When Joe returned after Christmas vacation, he was able to report that his discernment was progressing nicely. Ron was glad to hear it. He also asked Joe to be sure to come to his next service.

As a result of his night of passion with Luke, Ron had decided to preach a sermon on sex. He took as his text Genesis 19:5, which details the assault by the men of Sodom on the messengers of God who were visiting Lot.

"Preaching about sex isn't the done thing," he began, "but we live in a time when public attitudes toward sex, especially homosexuality, are radically different from what they were even a few decades ago. Also, if we try to beguile ourselves to believe that our good Christian college students don't think about sex as much as other teenagers, we are really deluded."

He went on to say that most people are taught that the sin of Sodom and Gomorrah was homosexuality.

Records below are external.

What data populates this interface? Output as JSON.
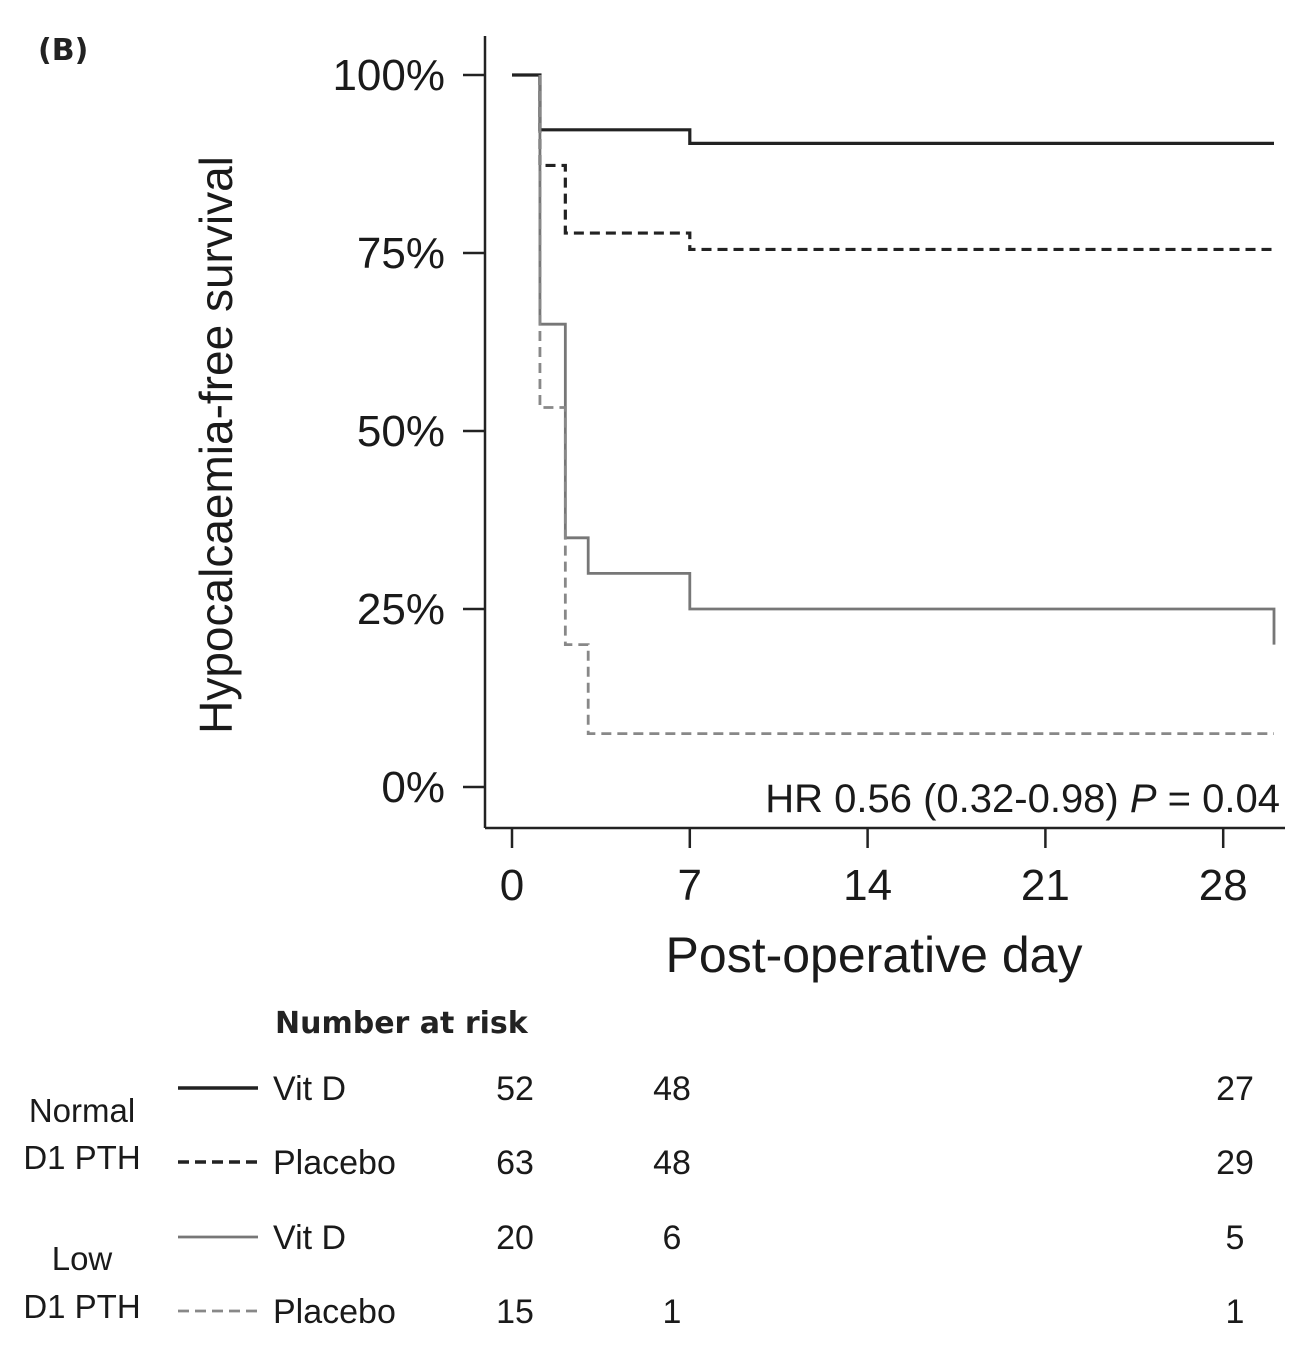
{
  "panel_label": "(B)",
  "chart_data": {
    "type": "line",
    "subtype": "kaplan-meier",
    "ylabel": "Hypocalcaemia-free survival",
    "xlabel": "Post-operative day",
    "xlim": [
      -1,
      30.5
    ],
    "ylim": [
      -5,
      107
    ],
    "x_ticks": [
      0,
      7,
      14,
      21,
      28
    ],
    "y_ticks": [
      0,
      25,
      50,
      75,
      100
    ],
    "y_tick_labels": [
      "0%",
      "25%",
      "50%",
      "75%",
      "100%"
    ],
    "annotation": {
      "prefix": "HR 0.56 (0.32-0.98) ",
      "p_symbol": "P",
      "suffix": " = 0.04"
    },
    "series": [
      {
        "group": "Normal D1 PTH",
        "arm": "Vit D",
        "color": "#222222",
        "dash": "solid",
        "steps": [
          [
            0,
            100
          ],
          [
            1.1,
            92.3
          ],
          [
            7,
            90.4
          ],
          [
            30,
            90.4
          ]
        ]
      },
      {
        "group": "Normal D1 PTH",
        "arm": "Placebo",
        "color": "#222222",
        "dash": "dashed",
        "steps": [
          [
            1.1,
            100
          ],
          [
            1.1,
            87.3
          ],
          [
            2.1,
            77.8
          ],
          [
            7,
            75.5
          ],
          [
            30,
            75.5
          ]
        ]
      },
      {
        "group": "Low D1 PTH",
        "arm": "Vit D",
        "color": "#777777",
        "dash": "solid",
        "steps": [
          [
            1.1,
            100
          ],
          [
            1.1,
            65
          ],
          [
            2.1,
            35
          ],
          [
            3,
            30
          ],
          [
            7,
            25
          ],
          [
            30,
            25
          ],
          [
            30,
            20
          ]
        ]
      },
      {
        "group": "Low D1 PTH",
        "arm": "Placebo",
        "color": "#888888",
        "dash": "dashed",
        "steps": [
          [
            1.1,
            100
          ],
          [
            1.1,
            53.3
          ],
          [
            2.1,
            20
          ],
          [
            3,
            7.5
          ],
          [
            30,
            7.5
          ]
        ]
      }
    ]
  },
  "risk_table": {
    "title": "Number at risk",
    "columns_x": [
      0,
      6,
      28
    ],
    "groups": [
      {
        "label_line1": "Normal",
        "label_line2": "D1 PTH",
        "rows": [
          {
            "arm": "Vit D",
            "color": "#222222",
            "dash": "solid",
            "counts": [
              "52",
              "48",
              "27"
            ]
          },
          {
            "arm": "Placebo",
            "color": "#222222",
            "dash": "dashed",
            "counts": [
              "63",
              "48",
              "29"
            ]
          }
        ]
      },
      {
        "label_line1": "Low",
        "label_line2": "D1 PTH",
        "rows": [
          {
            "arm": "Vit D",
            "color": "#777777",
            "dash": "solid",
            "counts": [
              "20",
              "6",
              "5"
            ]
          },
          {
            "arm": "Placebo",
            "color": "#888888",
            "dash": "dashed",
            "counts": [
              "15",
              "1",
              "1"
            ]
          }
        ]
      }
    ]
  }
}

"And yes, the men of Sodom did want to "know" the "men" who were Lot's guests. And Lot was quite willing to let them have his virgin daughters in order to keep his guests safe. That's something that appalls us today. But in those days hospitality to strangers was a paramount virtue. And in passing we can deduce that bisexuality was then evidently more common--or at least more readily admitted to--than it is today. But in the two whole chapters of Genesis that deal with Sodom and Gomorrah this encounter is the only place that sexual practice is mentioned. And the sexual practice that is being condemned is rape. The sin is violence."

"The destruction of Sodom and Gomorrah is mentioned several times elsewhere in the Bible," the sermon continued. "Nowhere is homosexuality mentioned. Pride and arrogance, self-indulgence, idleness, failure to care for the poor and needy, the commission of the hundred or so abominations that Jews might be guilty of--these are the sins that the cities of the plain committed that so outraged God that he caused fire and brimstone to be rained down upon them.

"Now don't get me wrong. I'm not saying that you should feel free to wantonly engage in any sexual practice that strikes your fancy. I am saying that God has established a hierarchy of sins, just as the secular government has. Rape is more serious than fornication before marriage. Murder is more serious than robbery. But these days--I suppose because we find sex so titillating--we tend to list sexual activity outside of wedlock among the most heinous sins that we can commit. Perhaps we should be a bit more tolerant. Society at large seems to be moving in that direction."

Ron concluded by suggesting that a more tolerant attitude would help his hearers bring more converts into the Christian fold.

He was anxious to hear Joe's reaction.

He was also aware that the sermon might offend some of the more straight-laced and fundamentalist-orthodox students. He had been very careful in his word choices, using none of the collegiate slang that usually found its way into his sermons. So he was not surprised to get a phone call from the pastor of Lexington's First Baptist Church, who informed him that he had advocated homosexuality.

"Doctor," he responded, "I was afraid that I might be misinterpreted. I don't often preach from manuscript, but this time I did. Let me send you a copy of exactly what I said."

After reading the sermon, First Church's pastor said that he wouldn't have preached it, but that it was certainly not undoctrinaire.